In 1860, women were tightly corseted from their youth, trying to achieving the perfect lift to their bosom and that desirable 20 ¼-inch waist. Because of a tightly corseted silhouette women's ribcages were severely narrowed, their internal organs compressed. After years of being corseted women's muscles would atrophy, and without the use of the corset they had a hard time standing or even walking.
Around 1880, again women were corseted at a young age, the bosom uplifted but the middle was thicker and there was definition on the bum. This was of course when bustles made the scene. Bustles were not used to accentuate a huge butt, but as status. The more fabric you could drape back there, the higher your status.
In the 1900's the "mono-bosom" (or uni-boob as I like to call it) look was in. Women would still wear the corset, but they would stuff their chests to get a rounded bosom. The look was an "S" curve look.
I think the most interesting time period of dressing as a Victorian lady was 1860. Ahhh, 1860, you're a lady and you've just woken up from a lovely slumber. QUICK be decent; put on your wrapper aka your bathrobe. Whew, now that you've finished your ablutions it's time to get dressed.
Peeling off the wrapper, we see you're wearing the most intimate of your clothing. Your chemise. The chemise was comprised of intricate tucks and a scoop neck front, which would loosen and allow you to wear a more off-the-shoulder neckline.
First, let's get on your drawers, your crotchless drawers. Kinky. Not really, in the 1860's it was a sin for women to wear breeches so drawers, pantaloons or pantalets were not allowed to have a crotch because it was too close to a man's breeches. Of course it also helped when one needed to squat over yonder chamber pot.
Next, after our drawers are slipped on it's time to get on those socks and shoes. What? You say I missed a step. Nope, you have to put on your socks and shoes now because once you're in your corset and stays you aren't going to be bending over. Socks were brightly coloured and garish. In 1859, the knitting machine had been invented and women benefited from brightly and tightly knitted socks, which they would garter with suspenders, slung around their hips. Some socks even had elastic woven into them to garter them. After the socks came the new thing, left and right buckled shoes. Before 1860, the woman wore straight shoes, slipper like, which were interchangeable.
After we have our socks and shoes on next is the corset, comprised of metal or whalebone stays. A good tightening of a corset could shed about three to four inches off your waist.
After the corset came the crinoline, hoop or cage skirt. Before 1856, which brought the advent of the crinoline, women would have to wear six or seven flannel horsehair petticoats to achieve the desired fullness. Can anyone say heat stroke?

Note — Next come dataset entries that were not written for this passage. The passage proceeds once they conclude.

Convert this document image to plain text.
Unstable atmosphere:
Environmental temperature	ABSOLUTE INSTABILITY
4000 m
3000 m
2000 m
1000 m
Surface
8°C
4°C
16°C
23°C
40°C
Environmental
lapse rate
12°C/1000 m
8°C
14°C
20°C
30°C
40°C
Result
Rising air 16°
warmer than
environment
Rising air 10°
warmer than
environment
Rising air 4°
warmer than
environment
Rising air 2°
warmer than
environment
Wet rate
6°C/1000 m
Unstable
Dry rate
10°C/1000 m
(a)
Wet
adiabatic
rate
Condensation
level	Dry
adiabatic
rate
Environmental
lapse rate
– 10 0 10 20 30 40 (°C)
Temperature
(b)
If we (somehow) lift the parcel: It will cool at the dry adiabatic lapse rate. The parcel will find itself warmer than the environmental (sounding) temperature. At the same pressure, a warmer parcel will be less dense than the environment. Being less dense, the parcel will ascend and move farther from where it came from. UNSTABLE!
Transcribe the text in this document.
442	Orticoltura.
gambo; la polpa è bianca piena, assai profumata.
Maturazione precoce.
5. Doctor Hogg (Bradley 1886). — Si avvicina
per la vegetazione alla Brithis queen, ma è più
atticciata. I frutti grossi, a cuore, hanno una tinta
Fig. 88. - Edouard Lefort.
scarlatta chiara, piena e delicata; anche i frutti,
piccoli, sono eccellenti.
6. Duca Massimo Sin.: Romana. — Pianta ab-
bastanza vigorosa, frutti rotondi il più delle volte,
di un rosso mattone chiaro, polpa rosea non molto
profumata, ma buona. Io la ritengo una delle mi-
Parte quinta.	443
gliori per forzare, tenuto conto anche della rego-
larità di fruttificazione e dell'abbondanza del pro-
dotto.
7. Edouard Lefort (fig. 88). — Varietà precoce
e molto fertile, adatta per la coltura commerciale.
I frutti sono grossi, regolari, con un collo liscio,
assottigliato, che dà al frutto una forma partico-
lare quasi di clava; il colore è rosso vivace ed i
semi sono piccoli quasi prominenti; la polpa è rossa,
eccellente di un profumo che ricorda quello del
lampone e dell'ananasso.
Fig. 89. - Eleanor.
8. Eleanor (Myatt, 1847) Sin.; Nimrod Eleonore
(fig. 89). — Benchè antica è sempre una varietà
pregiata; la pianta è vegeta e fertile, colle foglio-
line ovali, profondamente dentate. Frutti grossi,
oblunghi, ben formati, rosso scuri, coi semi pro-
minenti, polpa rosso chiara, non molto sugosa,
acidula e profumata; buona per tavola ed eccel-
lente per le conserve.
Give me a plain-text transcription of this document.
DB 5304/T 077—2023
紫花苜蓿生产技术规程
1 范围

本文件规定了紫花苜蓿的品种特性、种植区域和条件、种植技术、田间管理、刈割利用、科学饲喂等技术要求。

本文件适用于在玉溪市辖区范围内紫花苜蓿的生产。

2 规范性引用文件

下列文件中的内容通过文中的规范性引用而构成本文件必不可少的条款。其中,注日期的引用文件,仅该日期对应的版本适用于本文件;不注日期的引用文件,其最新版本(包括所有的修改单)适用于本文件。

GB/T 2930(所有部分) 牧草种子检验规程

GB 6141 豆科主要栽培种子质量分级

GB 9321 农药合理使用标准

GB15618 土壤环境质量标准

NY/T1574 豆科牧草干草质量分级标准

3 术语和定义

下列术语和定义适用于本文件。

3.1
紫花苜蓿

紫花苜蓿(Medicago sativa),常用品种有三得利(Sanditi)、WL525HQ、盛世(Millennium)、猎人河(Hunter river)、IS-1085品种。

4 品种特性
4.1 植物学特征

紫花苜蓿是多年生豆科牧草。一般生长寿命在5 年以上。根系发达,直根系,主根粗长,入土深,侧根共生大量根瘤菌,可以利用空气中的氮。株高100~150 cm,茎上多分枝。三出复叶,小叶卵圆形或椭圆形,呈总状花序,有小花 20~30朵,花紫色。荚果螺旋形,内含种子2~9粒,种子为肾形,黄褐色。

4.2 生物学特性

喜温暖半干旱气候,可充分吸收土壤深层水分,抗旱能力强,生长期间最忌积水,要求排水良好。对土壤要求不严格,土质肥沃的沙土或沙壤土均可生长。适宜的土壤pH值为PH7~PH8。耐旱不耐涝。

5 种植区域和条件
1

Over the crinoline came the petticoat, with an elaborate flounce that helped with fullness.
The skirt came over the petticoat.
The silhouette so far is a wide one. So much so, that approximately 40,000 women died in England alone from their skirts catching on fire. YIKES! I told you it was hazardous to your health now didn't I?
Oh yes, next came the bodice. The chemise could be adjusted depending on how much shoulder you wanted to show. Sleeves were not really a permanent part of the dress, so under-sleeves were worn. A broach was fastened to the collar.
After this, a snood (knitted hairnet) was attached to keep the hair up. Over this went the bonnet and next the gloves.
There, you're all dressed and ready to enjoy a day on the town.